Он не договорил. Гюнтер схватил его за волосы и впечатал лицом в стену. Потом еще раз, и бил, пока физиономия «одеколона» не превратилась в кровавое месиво. Тело обмякло, и он повалился к ногам Гюнтера, словно большая тряпичная кукла. Тот отпихнул его ногой, а затем вытер руку о рубашку. В том, что «одеколон» мертв, Ивонн даже не сомневалась.

– Вот так, ребятки, – сказал лысый, отступая от тела. – Если в семье заводится мразь, которая на своих бросается, давить ее надо, как гниду.

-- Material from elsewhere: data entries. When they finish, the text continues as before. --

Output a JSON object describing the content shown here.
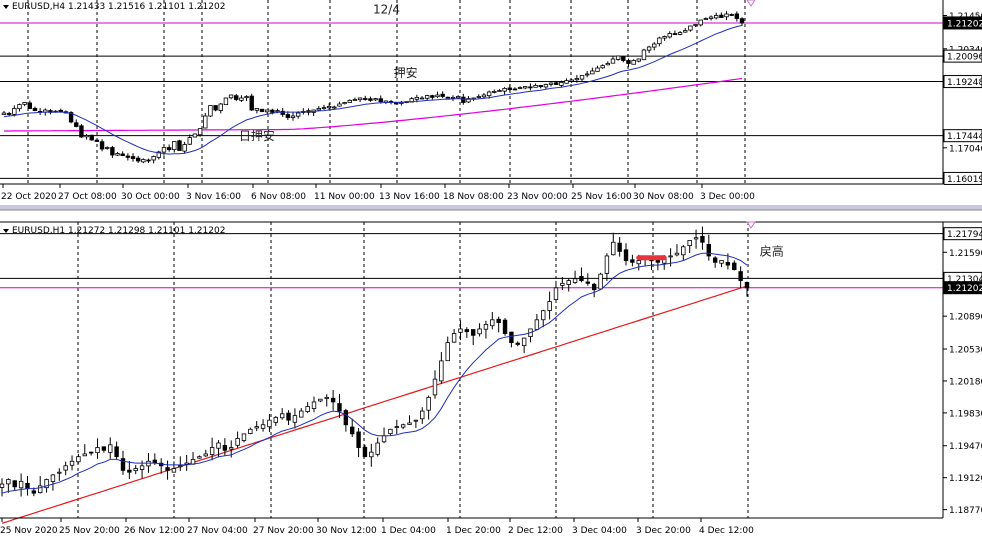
{
  "colors": {
    "background": "#ffffff",
    "candle": "#000000",
    "ma_fast": "#1f2fbf",
    "ma_slow_top": "#e000e0",
    "ma_slow_bottom": "#e21b1b",
    "hline": "#000000",
    "hline_pink": "#d000d0",
    "axis": "#000000",
    "separator": "#c8c8dc",
    "price_label_bg": "#000000",
    "price_label_fg": "#ffffff",
    "marker": "#e8323c"
  },
  "chart_data": [
    {
      "type": "candlestick",
      "symbol": "EURUSD",
      "timeframe": "H4",
      "header": "EURUSD,H4  1.21433 1.21516 1.21101 1.21202",
      "ylim": [
        1.159,
        1.219
      ],
      "y_ticks": [
        "1.21450",
        "1.20340",
        "1.17040"
      ],
      "x_labels": [
        "22 Oct 2020",
        "27 Oct 08:00",
        "30 Oct 00:00",
        "3 Nov 16:00",
        "6 Nov 08:00",
        "11 Nov 00:00",
        "13 Nov 16:00",
        "18 Nov 08:00",
        "23 Nov 00:00",
        "25 Nov 16:00",
        "30 Nov 08:00",
        "3 Dec 00:00"
      ],
      "price_labels": [
        {
          "text": "1.21202",
          "value": 1.21202,
          "style": "highlight"
        },
        {
          "text": "1.20096",
          "value": 1.20096,
          "style": "box"
        },
        {
          "text": "1.19248",
          "value": 1.19248,
          "style": "box"
        },
        {
          "text": "1.17444",
          "value": 1.17444,
          "style": "box"
        },
        {
          "text": "1.16019",
          "value": 1.16019,
          "style": "box"
        }
      ],
      "horizontal_lines": [
        {
          "value": 1.21202,
          "style": "pink"
        },
        {
          "value": 1.20096,
          "style": "black"
        },
        {
          "value": 1.19248,
          "style": "black"
        },
        {
          "value": 1.17444,
          "style": "black"
        },
        {
          "value": 1.16019,
          "style": "black"
        }
      ],
      "annotations": [
        {
          "text": "12/4",
          "value": 1.2165,
          "index": 71.5
        },
        {
          "text": "押安",
          "value": 1.1954,
          "index": 75.5
        },
        {
          "text": "日押安",
          "value": 1.1744,
          "index": 45.5
        }
      ],
      "close": [
        1.182,
        1.1818,
        1.1835,
        1.1848,
        1.1855,
        1.1835,
        1.1828,
        1.1825,
        1.183,
        1.1822,
        1.1826,
        1.1824,
        1.182,
        1.179,
        1.1775,
        1.174,
        1.1745,
        1.173,
        1.1725,
        1.17,
        1.1705,
        1.168,
        1.1685,
        1.1678,
        1.1672,
        1.1668,
        1.166,
        1.1665,
        1.1662,
        1.1675,
        1.169,
        1.1705,
        1.1698,
        1.1725,
        1.1695,
        1.1715,
        1.1738,
        1.175,
        1.1768,
        1.181,
        1.1845,
        1.183,
        1.185,
        1.187,
        1.188,
        1.1865,
        1.187,
        1.1875,
        1.183,
        1.1835,
        1.1825,
        1.183,
        1.1822,
        1.1828,
        1.1815,
        1.1805,
        1.181,
        1.182,
        1.1825,
        1.1822,
        1.183,
        1.1835,
        1.1838,
        1.1842,
        1.184,
        1.185,
        1.1855,
        1.1862,
        1.1865,
        1.187,
        1.1865,
        1.1862,
        1.1868,
        1.1858,
        1.186,
        1.1855,
        1.185,
        1.1855,
        1.1858,
        1.1868,
        1.1872,
        1.187,
        1.1878,
        1.1872,
        1.188,
        1.1875,
        1.187,
        1.1872,
        1.1875,
        1.1855,
        1.1868,
        1.187,
        1.1875,
        1.188,
        1.189,
        1.1892,
        1.1895,
        1.1902,
        1.1898,
        1.19,
        1.1905,
        1.1908,
        1.1905,
        1.1912,
        1.1908,
        1.1915,
        1.192,
        1.1915,
        1.1922,
        1.1928,
        1.193,
        1.1935,
        1.1945,
        1.195,
        1.196,
        1.197,
        1.1978,
        1.1985,
        1.2,
        1.201,
        1.1995,
        1.1985,
        1.1995,
        1.2,
        1.203,
        1.204,
        1.205,
        1.207,
        1.2075,
        1.2085,
        1.2082,
        1.2088,
        1.2095,
        1.211,
        1.2115,
        1.213,
        1.2135,
        1.214,
        1.2145,
        1.2138,
        1.215,
        1.2148,
        1.2135,
        1.212
      ],
      "ma_fast": [
        1.1808,
        1.181,
        1.1812,
        1.1815,
        1.1818,
        1.182,
        1.1821,
        1.1822,
        1.1823,
        1.1823,
        1.1823,
        1.1823,
        1.1822,
        1.1818,
        1.1812,
        1.1804,
        1.1796,
        1.1787,
        1.1778,
        1.1768,
        1.1759,
        1.1749,
        1.174,
        1.1731,
        1.1723,
        1.1715,
        1.1707,
        1.17,
        1.1694,
        1.169,
        1.1687,
        1.1685,
        1.1683,
        1.1684,
        1.1684,
        1.1686,
        1.169,
        1.1695,
        1.1702,
        1.1712,
        1.1724,
        1.1734,
        1.1745,
        1.1757,
        1.1769,
        1.1779,
        1.1788,
        1.1797,
        1.1802,
        1.1808,
        1.1812,
        1.1816,
        1.1819,
        1.1822,
        1.1823,
        1.1823,
        1.1823,
        1.1823,
        1.1824,
        1.1824,
        1.1825,
        1.1827,
        1.1828,
        1.183,
        1.1832,
        1.1834,
        1.1837,
        1.184,
        1.1843,
        1.1846,
        1.1849,
        1.1851,
        1.1853,
        1.1854,
        1.1855,
        1.1856,
        1.1856,
        1.1856,
        1.1857,
        1.1858,
        1.1859,
        1.186,
        1.1862,
        1.1863,
        1.1864,
        1.1866,
        1.1866,
        1.1867,
        1.1868,
        1.1866,
        1.1866,
        1.1866,
        1.1867,
        1.1869,
        1.1871,
        1.1874,
        1.1877,
        1.188,
        1.1882,
        1.1885,
        1.1887,
        1.189,
        1.1892,
        1.1894,
        1.1896,
        1.1899,
        1.1902,
        1.1904,
        1.1906,
        1.1909,
        1.1912,
        1.1915,
        1.1919,
        1.1923,
        1.1927,
        1.1932,
        1.1937,
        1.1942,
        1.1948,
        1.1955,
        1.196,
        1.1963,
        1.1967,
        1.1971,
        1.1977,
        1.1984,
        1.1991,
        1.1999,
        1.2007,
        1.2015,
        1.2022,
        1.2029,
        1.2036,
        1.2044,
        1.2052,
        1.206,
        1.2068,
        1.2076,
        1.2084,
        1.209,
        1.2097,
        1.2103,
        1.2108,
        1.2112
      ],
      "ma_slow": {
        "from_index": 0,
        "start": 1.176,
        "dip_index": 55,
        "dip": 1.1765,
        "end": 1.1935
      }
    },
    {
      "type": "candlestick",
      "symbol": "EURUSD",
      "timeframe": "H1",
      "header": "EURUSD,H1  1.21272 1.21298 1.21101 1.21202",
      "ylim": [
        1.187,
        1.219
      ],
      "y_ticks": [
        "1.21590",
        "1.20890",
        "1.20530",
        "1.20180",
        "1.19830",
        "1.19470",
        "1.19120",
        "1.18770"
      ],
      "x_labels": [
        "25 Nov 2020",
        "25 Nov 20:00",
        "26 Nov 12:00",
        "27 Nov 04:00",
        "27 Nov 20:00",
        "30 Nov 12:00",
        "1 Dec 04:00",
        "1 Dec 20:00",
        "2 Dec 12:00",
        "3 Dec 04:00",
        "3 Dec 20:00",
        "4 Dec 12:00"
      ],
      "price_labels": [
        {
          "text": "1.21794",
          "value": 1.21794,
          "style": "box"
        },
        {
          "text": "1.21304",
          "value": 1.21304,
          "style": "box"
        },
        {
          "text": "1.21202",
          "value": 1.21202,
          "style": "highlight"
        }
      ],
      "horizontal_lines": [
        {
          "value": 1.21794,
          "style": "black"
        },
        {
          "value": 1.21304,
          "style": "black"
        },
        {
          "value": 1.21202,
          "style": "pink"
        }
      ],
      "annotations": [
        {
          "text": "戻高",
          "value": 1.216,
          "index": 119
        }
      ],
      "marker": {
        "index_from": 100,
        "index_to": 104,
        "value": 1.2153
      },
      "close": [
        1.1905,
        1.191,
        1.1902,
        1.1908,
        1.19,
        1.1895,
        1.1903,
        1.191,
        1.1915,
        1.1918,
        1.1925,
        1.193,
        1.1935,
        1.1938,
        1.194,
        1.1945,
        1.1942,
        1.1948,
        1.1935,
        1.192,
        1.1918,
        1.1922,
        1.1925,
        1.193,
        1.1928,
        1.1925,
        1.192,
        1.1922,
        1.1925,
        1.1928,
        1.1932,
        1.1935,
        1.1938,
        1.1945,
        1.195,
        1.1942,
        1.1945,
        1.1955,
        1.196,
        1.1965,
        1.1968,
        1.197,
        1.1975,
        1.1978,
        1.1982,
        1.1975,
        1.198,
        1.1985,
        1.199,
        1.1995,
        1.1998,
        1.2,
        1.1995,
        1.1985,
        1.197,
        1.196,
        1.1945,
        1.1935,
        1.194,
        1.195,
        1.1958,
        1.1965,
        1.1968,
        1.197,
        1.1972,
        1.1975,
        1.1985,
        1.2,
        1.202,
        1.204,
        1.206,
        1.207,
        1.2075,
        1.2072,
        1.2068,
        1.2075,
        1.208,
        1.2085,
        1.2082,
        1.207,
        1.206,
        1.2058,
        1.2065,
        1.2075,
        1.2085,
        1.2095,
        1.2105,
        1.212,
        1.2125,
        1.2128,
        1.213,
        1.2128,
        1.2125,
        1.2118,
        1.2135,
        1.2155,
        1.217,
        1.216,
        1.215,
        1.2148,
        1.215,
        1.2152,
        1.215,
        1.2148,
        1.2152,
        1.2155,
        1.2158,
        1.2165,
        1.2172,
        1.2175,
        1.217,
        1.2155,
        1.2148,
        1.215,
        1.2145,
        1.214,
        1.2128,
        1.212
      ],
      "ma_fast": [
        1.1895,
        1.1897,
        1.1898,
        1.1899,
        1.19,
        1.19,
        1.1901,
        1.1903,
        1.1905,
        1.1907,
        1.191,
        1.1913,
        1.1917,
        1.192,
        1.1923,
        1.1927,
        1.1929,
        1.1932,
        1.1932,
        1.193,
        1.1929,
        1.1928,
        1.1928,
        1.1928,
        1.1928,
        1.1927,
        1.1926,
        1.1926,
        1.1926,
        1.1926,
        1.1927,
        1.1928,
        1.193,
        1.1932,
        1.1935,
        1.1936,
        1.1937,
        1.194,
        1.1943,
        1.1946,
        1.195,
        1.1953,
        1.1956,
        1.196,
        1.1963,
        1.1965,
        1.1967,
        1.197,
        1.1973,
        1.1976,
        1.198,
        1.1983,
        1.1985,
        1.1984,
        1.1981,
        1.1976,
        1.197,
        1.1964,
        1.196,
        1.1958,
        1.1958,
        1.1958,
        1.1959,
        1.1961,
        1.1962,
        1.1963,
        1.1966,
        1.1971,
        1.1978,
        1.1988,
        1.2,
        1.2011,
        1.2021,
        1.203,
        1.2038,
        1.2045,
        1.2052,
        1.2058,
        1.2064,
        1.2066,
        1.2067,
        1.2068,
        1.2069,
        1.2071,
        1.2074,
        1.2078,
        1.2082,
        1.2088,
        1.2094,
        1.21,
        1.2105,
        1.211,
        1.2113,
        1.2115,
        1.2118,
        1.2124,
        1.2131,
        1.2136,
        1.2139,
        1.2141,
        1.2143,
        1.2144,
        1.2145,
        1.2145,
        1.2146,
        1.2147,
        1.2148,
        1.215,
        1.2153,
        1.2156,
        1.2158,
        1.2158,
        1.2157,
        1.2156,
        1.2155,
        1.2153,
        1.215,
        1.2145
      ],
      "ma_slow": {
        "from_index": 0,
        "start": 1.1862,
        "end": 1.2122
      }
    }
  ]
}
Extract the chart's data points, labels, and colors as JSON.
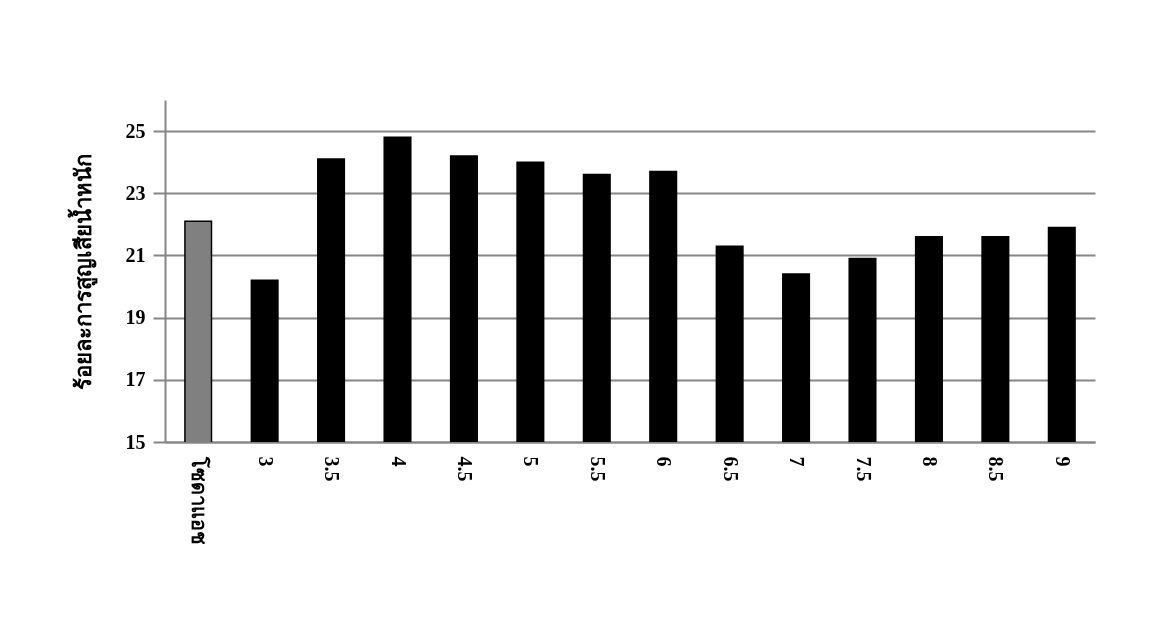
{
  "chart_data": {
    "type": "bar",
    "ylabel": "ร้อยละการสูญเสียน้ำหนัก",
    "categories": [
      "โซดาแอช",
      "3",
      "3.5",
      "4",
      "4.5",
      "5",
      "5.5",
      "6",
      "6.5",
      "7",
      "7.5",
      "8",
      "8.5",
      "9"
    ],
    "values": [
      22.1,
      20.2,
      24.1,
      24.8,
      24.2,
      24.0,
      23.6,
      23.7,
      21.3,
      20.4,
      20.9,
      21.6,
      21.6,
      21.9
    ],
    "colors": [
      "#808080",
      "#000000",
      "#000000",
      "#000000",
      "#000000",
      "#000000",
      "#000000",
      "#000000",
      "#000000",
      "#000000",
      "#000000",
      "#000000",
      "#000000",
      "#000000"
    ],
    "ylim": [
      15,
      26
    ],
    "yticks": [
      15,
      17,
      19,
      21,
      23,
      25
    ],
    "grid": "y"
  }
}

Он оглядел соратников, молчаливых и мрачных.

– Все поняли? – Тишина в ответ. – Вот и хорошо. Кто-нибудь – займитесь Мареком. Треска, Жан, а вы девчонке помогите. Отведите ее, куда ей надо… Сама не сможет, так отнесите на руках. И чтобы ее пальцем никто не тронул!

– Конечно, Гюнт.

Кто-то подошел к Ивонн и поднял ее на руки. Легко, будто перышко, будто она была совсем пустая внутри. Именно такой, пустой, она себя и чувствовала. Она не понимала, повезло ли ей и ей чудом удалось спастись или же все было как раз наоборот. Что лучше бы ее убили, и тогда ей не пришлось бы жить со всем этим. Перед мысленным взором застыло окровавленное лицо «одеколона». То, что уже нельзя было назвать лицом – красная маска смерти. Ей не было жалко «одеколона», она не радовалась его смерти. Ей было страшно.